On May 27, 2021, EastGroup Properties, Inc. (the “Company”) held its 2021 Annual Meeting of Shareholders (the “Annual Meeting”). At the Annual Meeting, the Company’s shareholders voted, among other things, to approve the amendment and restatement of the Company’s charter (the “Articles of Amendment and Restatement”) and bylaws (the “Amended and Restated Bylaws”) to allow the Company’s bylaws to be amended by a majority of shareholder votes, which right will be concurrent with the right of the Board of Directors of the Company (the “Board”) to amend the bylaws.
The Articles of Amendment and Restatement amend Section 7 of Article VI of the Company’s charter so that shareholders can amend the bylaws by the affirmative vote of a majority of all votes entitled to be cast on the matter and amend Article IX(b) of the charter so that the future amendment or repeal of the bylaw amendment provision in Article IX of the charter does not require the affirmative vote of the holders of not less than 80% of all the votes entitled to be cast on the matter. The Articles of Amendment and Restatement also contain certain other conforming changes and minor updates.
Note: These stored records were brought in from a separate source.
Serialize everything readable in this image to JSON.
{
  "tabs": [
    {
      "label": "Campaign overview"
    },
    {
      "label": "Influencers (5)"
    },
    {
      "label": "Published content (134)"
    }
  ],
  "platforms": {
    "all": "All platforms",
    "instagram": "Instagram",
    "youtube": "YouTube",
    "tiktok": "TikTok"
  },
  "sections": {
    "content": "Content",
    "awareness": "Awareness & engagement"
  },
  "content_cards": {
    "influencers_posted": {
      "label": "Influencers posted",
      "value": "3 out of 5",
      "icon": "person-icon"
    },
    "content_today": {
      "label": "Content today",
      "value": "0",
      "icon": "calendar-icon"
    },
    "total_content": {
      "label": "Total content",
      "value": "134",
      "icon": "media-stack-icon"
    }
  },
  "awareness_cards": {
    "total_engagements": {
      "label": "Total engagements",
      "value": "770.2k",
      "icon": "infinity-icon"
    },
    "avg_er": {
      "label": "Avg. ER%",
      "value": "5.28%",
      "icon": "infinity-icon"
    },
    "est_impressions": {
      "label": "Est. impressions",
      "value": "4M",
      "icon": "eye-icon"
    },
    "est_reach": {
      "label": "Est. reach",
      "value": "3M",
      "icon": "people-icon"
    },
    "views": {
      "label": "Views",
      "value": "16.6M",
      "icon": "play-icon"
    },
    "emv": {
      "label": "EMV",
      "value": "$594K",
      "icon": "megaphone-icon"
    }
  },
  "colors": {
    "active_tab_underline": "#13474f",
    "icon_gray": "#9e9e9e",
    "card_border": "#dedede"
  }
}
The Amended and Restated Bylaws amend Article XV of the Company’s bylaws to permit the shareholders of the Company to amend the bylaws by the affirmative vote of a majority of all votes entitled to be cast on the matter pursuant to a binding proposal submitted by certain qualifying shareholders. The right to amend the Amended and Restated Bylaws is subject to additional eligibility, procedural and disclosure requirements set forth in Article XV of the Amended and Restated Bylaws. The Amended and Restated Bylaws also contain certain other conforming changes and minor updates.
The Articles of Amendment and Restatement became effective upon the filing with the Maryland State Department of Assessments and Taxation on May 28, 2021, and the Amended and Restated Bylaws were effective concurrently with the acceptance for record of the Articles of Amendment and Restatement.
The summaries of the Articles of Amendment and Restatement and the Amended and Restated Bylaws above are qualified in their entirety by the Articles of Amendment and Restatement and the Amended and Restated Bylaws filed herewith as Exhibit 3.1 and 3.2 to this report, which are incorporated herein by reference.
Item 5.07 Submission of Matters to a Vote of Security Holders.
At the Annual Meeting, the Company’s shareholders (i) elected each of D. Pike Aloian, H. Eric Bolton, Jr., Donald F. Colleran, Hayden C. Eaves, III, David H. Hoster II, Marshall A. Loeb, Mary E. McCormick and Katherine M. Sandstrom to the Board, (ii) ratified the appointment of KPMG LLP as the Company’s independent registered public accounting firm for the fiscal year ending December 31, 2021, (iii) approved, on a non-binding advisory basis, the compensation of the Company’s named executive officers, and (iv) approved the amendment and restatement of the Company's charter and bylaws to allow the bylaws to be amended by a majority of stockholder votes.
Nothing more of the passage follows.